We've been writing about the coming wave of "concierge" medicine for over six years, so this is nothing new to our readers:
"New data from a national survey of nearly 14,000 physicians ... found that 9.6 percent of “practice owners” were planning to convert to concierge practices in the next one to three years."
That's nearly 1 in 10 practitioners, which is pretty significant. The usual suspects are cited: low Medicare and private reimbursement rates, which are only getting worse under the ObamaTax.
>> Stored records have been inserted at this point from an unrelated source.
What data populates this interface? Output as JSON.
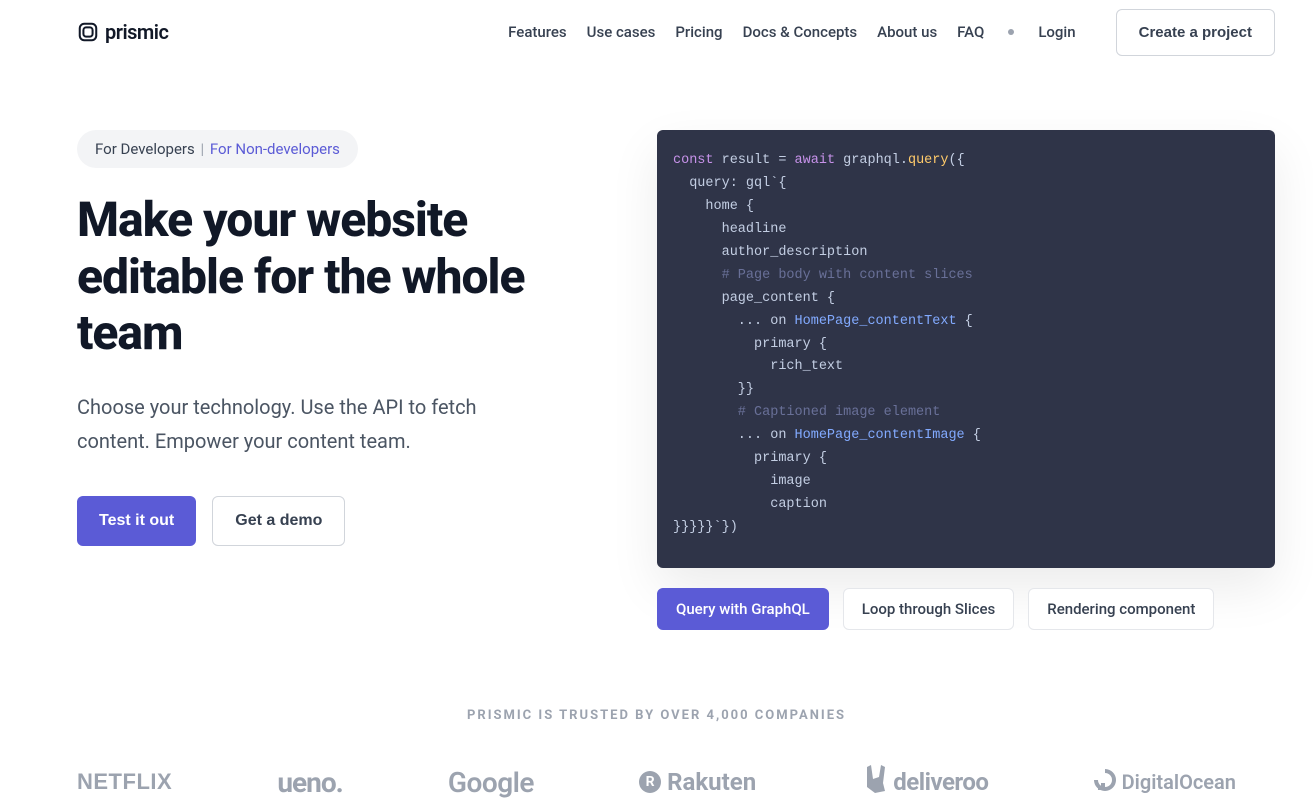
{
  "brand": "prismic",
  "nav": {
    "items": [
      "Features",
      "Use cases",
      "Pricing",
      "Docs & Concepts",
      "About us",
      "FAQ",
      "Login"
    ],
    "cta": "Create a project"
  },
  "hero": {
    "pill": {
      "part1": "For Developers",
      "sep": "|",
      "part2": "For Non-developers"
    },
    "headline": "Make your website editable for the whole team",
    "subhead": "Choose your technology. Use the API to fetch content. Empower your content team.",
    "primary_cta": "Test it out",
    "secondary_cta": "Get a demo"
  },
  "code": {
    "tokens": [
      {
        "t": "kw",
        "v": "const"
      },
      {
        "t": "plain",
        "v": " result "
      },
      {
        "t": "punct",
        "v": "="
      },
      {
        "t": "plain",
        "v": " "
      },
      {
        "t": "await",
        "v": "await"
      },
      {
        "t": "plain",
        "v": " graphql"
      },
      {
        "t": "punct",
        "v": "."
      },
      {
        "t": "fn",
        "v": "query"
      },
      {
        "t": "punct",
        "v": "({"
      },
      {
        "t": "nl"
      },
      {
        "t": "plain",
        "v": "  query: gql`{"
      },
      {
        "t": "nl"
      },
      {
        "t": "plain",
        "v": "    home {"
      },
      {
        "t": "nl"
      },
      {
        "t": "plain",
        "v": "      headline"
      },
      {
        "t": "nl"
      },
      {
        "t": "plain",
        "v": "      author_description"
      },
      {
        "t": "nl"
      },
      {
        "t": "comment",
        "v": "      # Page body with content slices"
      },
      {
        "t": "nl"
      },
      {
        "t": "plain",
        "v": "      page_content {"
      },
      {
        "t": "nl"
      },
      {
        "t": "plain",
        "v": "        ... on "
      },
      {
        "t": "type",
        "v": "HomePage_contentText"
      },
      {
        "t": "plain",
        "v": " {"
      },
      {
        "t": "nl"
      },
      {
        "t": "plain",
        "v": "          primary {"
      },
      {
        "t": "nl"
      },
      {
        "t": "plain",
        "v": "            rich_text"
      },
      {
        "t": "nl"
      },
      {
        "t": "plain",
        "v": "        }}"
      },
      {
        "t": "nl"
      },
      {
        "t": "comment",
        "v": "        # Captioned image element"
      },
      {
        "t": "nl"
      },
      {
        "t": "plain",
        "v": "        ... on "
      },
      {
        "t": "type",
        "v": "HomePage_contentImage"
      },
      {
        "t": "plain",
        "v": " {"
      },
      {
        "t": "nl"
      },
      {
        "t": "plain",
        "v": "          primary {"
      },
      {
        "t": "nl"
      },
      {
        "t": "plain",
        "v": "            image"
      },
      {
        "t": "nl"
      },
      {
        "t": "plain",
        "v": "            caption"
      },
      {
        "t": "nl"
      },
      {
        "t": "plain",
        "v": "}}}}}`})"
      }
    ]
  },
  "tabs": {
    "items": [
      {
        "label": "Query with GraphQL",
        "active": true
      },
      {
        "label": "Loop through Slices",
        "active": false
      },
      {
        "label": "Rendering component",
        "active": false
      }
    ]
  },
  "trust": {
    "label": "PRISMIC IS TRUSTED BY OVER 4,000 COMPANIES",
    "companies": [
      "NETFLIX",
      "ueno.",
      "Google",
      "Rakuten",
      "deliveroo",
      "DigitalOcean"
    ]
  }
}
And the so-called "Doc Fix" continues to hang as an albatross around the future's neck.
What's even more frightening, though, is that the phenomenon seems to be specialty-independent; that is, it's not just primary care, but surgeons and oncologists and, well, the list goes on. Which makes sense: health care is (pretty much) health care, and someone has to pay for it.
Which brings us to the uptick in concierge-style medicine. Some 20 percent of docs already restrict "the number of Medicare patients in their practice and one in three primary care doctors – the providers on the front lines of keeping the cost of seniors’ care low – are restricting Medicare patients." So if you can't get into your primary care doc, good luck getting a referral to that cardio guy you need to see.
Concierge-style medicine seeks to get around that problem by having patients contract directly with the provider. Of course, this will work better for some practice areas than others, primary care being the most obvious. How - or even if - this would work with, say, surgeons or radiologists seems unclear at this point. On the other hand, it was essentially the premise (and "promise") of HMO's. On the other hand, we've seen how those have worked out over the past decades.
The biggest problem right now is the threat that HHS Secretary Shecantbeserious will pull another mandate out of her...um... pocket and render the whole point moot.